Le Pape est encore plus explicite : « Il nous est demandé de manifester que nos célébrations ne sont pas que des rites, des formalités, mais des sources de vie, des lieux de fraternité et de communion, qu’elles sont des moments missionnaires… »
Pouvons-nous trouver justification plus autorisée de la démarche que nous avons entreprise de rendre nos communautés célébrantes « plus vivantes, plus fraternelles, plus rayonnantes et donc plus missionnaires. »

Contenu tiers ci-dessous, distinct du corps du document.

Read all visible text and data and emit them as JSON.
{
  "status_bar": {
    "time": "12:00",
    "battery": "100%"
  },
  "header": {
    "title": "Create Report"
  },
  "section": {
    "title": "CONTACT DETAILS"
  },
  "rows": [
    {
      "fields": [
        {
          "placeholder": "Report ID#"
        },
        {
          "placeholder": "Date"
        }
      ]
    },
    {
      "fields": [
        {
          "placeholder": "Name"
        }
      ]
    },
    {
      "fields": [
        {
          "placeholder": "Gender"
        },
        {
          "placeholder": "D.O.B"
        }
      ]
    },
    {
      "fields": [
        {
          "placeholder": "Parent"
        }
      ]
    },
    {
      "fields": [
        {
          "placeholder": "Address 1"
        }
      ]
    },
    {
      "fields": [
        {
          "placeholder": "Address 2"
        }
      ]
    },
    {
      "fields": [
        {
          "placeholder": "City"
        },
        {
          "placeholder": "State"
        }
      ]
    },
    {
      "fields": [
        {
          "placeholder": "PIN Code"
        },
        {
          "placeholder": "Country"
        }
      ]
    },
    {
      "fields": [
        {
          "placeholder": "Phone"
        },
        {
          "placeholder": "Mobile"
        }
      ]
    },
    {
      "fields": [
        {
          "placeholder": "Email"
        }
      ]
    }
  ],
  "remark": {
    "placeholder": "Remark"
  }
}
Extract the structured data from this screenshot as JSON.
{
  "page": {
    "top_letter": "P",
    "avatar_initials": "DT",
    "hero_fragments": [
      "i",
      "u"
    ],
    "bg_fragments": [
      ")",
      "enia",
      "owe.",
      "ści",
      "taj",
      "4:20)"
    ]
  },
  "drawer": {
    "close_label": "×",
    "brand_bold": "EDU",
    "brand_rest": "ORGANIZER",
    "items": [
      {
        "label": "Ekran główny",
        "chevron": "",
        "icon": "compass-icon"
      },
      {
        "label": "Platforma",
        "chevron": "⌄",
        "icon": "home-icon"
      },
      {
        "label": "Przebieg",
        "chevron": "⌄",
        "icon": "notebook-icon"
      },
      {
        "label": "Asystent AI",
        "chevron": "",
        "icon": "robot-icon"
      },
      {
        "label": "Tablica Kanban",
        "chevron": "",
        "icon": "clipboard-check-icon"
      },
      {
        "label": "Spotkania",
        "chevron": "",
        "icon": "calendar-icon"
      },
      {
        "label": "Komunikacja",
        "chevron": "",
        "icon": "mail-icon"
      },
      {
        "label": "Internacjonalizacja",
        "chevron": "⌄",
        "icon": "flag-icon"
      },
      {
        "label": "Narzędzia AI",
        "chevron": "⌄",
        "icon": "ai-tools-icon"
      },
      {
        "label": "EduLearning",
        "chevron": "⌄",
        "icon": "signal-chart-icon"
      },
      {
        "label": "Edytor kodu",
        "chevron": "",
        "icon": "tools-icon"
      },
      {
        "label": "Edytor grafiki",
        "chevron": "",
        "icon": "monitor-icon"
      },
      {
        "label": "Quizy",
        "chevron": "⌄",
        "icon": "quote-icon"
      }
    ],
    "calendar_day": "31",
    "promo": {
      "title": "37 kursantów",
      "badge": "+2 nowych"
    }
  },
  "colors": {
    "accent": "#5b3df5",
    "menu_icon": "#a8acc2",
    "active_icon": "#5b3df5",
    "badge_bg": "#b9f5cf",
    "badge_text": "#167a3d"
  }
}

Evidemment, cela va nous demander d’accentuer nos efforts pour préparer des célébrations plus festives, plus ferventes, en prévoyant la participation consciente et active de tous. Le rôle des équipes liturgiques devient indispensable. L’Eucharistie du dimanche ne doit donc pas être insignifiante, ni même s’exposer au contre-témoignage quant au nombre et à la qualité. Il ne faudra pas craindre de se déplacer : on le fait sans se poser de questions pour son travail, pour le marché, pour les loisirs, pourquoi ne le ferait-on pas pour rencontrer le Seigneur et ses frères croyants ? D’autant plus que la visite de communauté à communauté est une tradition très ancienne dans l’Eglise.
J’ajoute également cette interpellation : lorsque l’Eucharistie est célébrée pour des circonstances heureuses et douloureuses (communions, professions de foi, mariages, sépultures), il faut tenir compte de ceux qui ne viennent qu’occasionnellement à l’Eglise et faire en sorte que, dans la célébration, agissent des témoins « convaincus, accueillants, respectueux de l’itinéraire de chacun, mais prêts à rendre compte de l’Espérance qui est en eux : il y a un bonheur à croire et il faut savoir le partager. » Ce sont les paroles même du pape Jean-Paul II (Visite ad limina, région apostolique Sud-Ouest, 1997).
L’Eucharistie source et sommet de toute l’évangélisation
L’Eglise doit revêtir « la tenue de service ». L’Eucharistie initie tout un Peuple à vivre du Christ ressuscité et comme Lui. L’Eucharistie ne fait qu’exalter l’attitude du Christ durant toute sa vie et surtout le don total de Lui-même dans les heures cruciales du mystère pascal. Le Christ s’est toujours montré passionné de l’homme et du monde. « L’étonnant est aussi qu’en Jésus, le Verbe fait chair, Dieu se soit montré si humain […] il va vers les perdus des hommes, les petits et les exclus, les malades et les pêcheurs. » (Lettre aux Catholiques de France, p. 50). Dans l’Eucharistie, il se livre “corps et sang” pour notre bien et pour un monde nouveau. Nous ne célébrons pleinement l’Eucharistie et nous ne sommes en conformité avec sa signification profonde que si nous sommes disposés à nous livrer “corps et sang”, comme le Christ pour tous.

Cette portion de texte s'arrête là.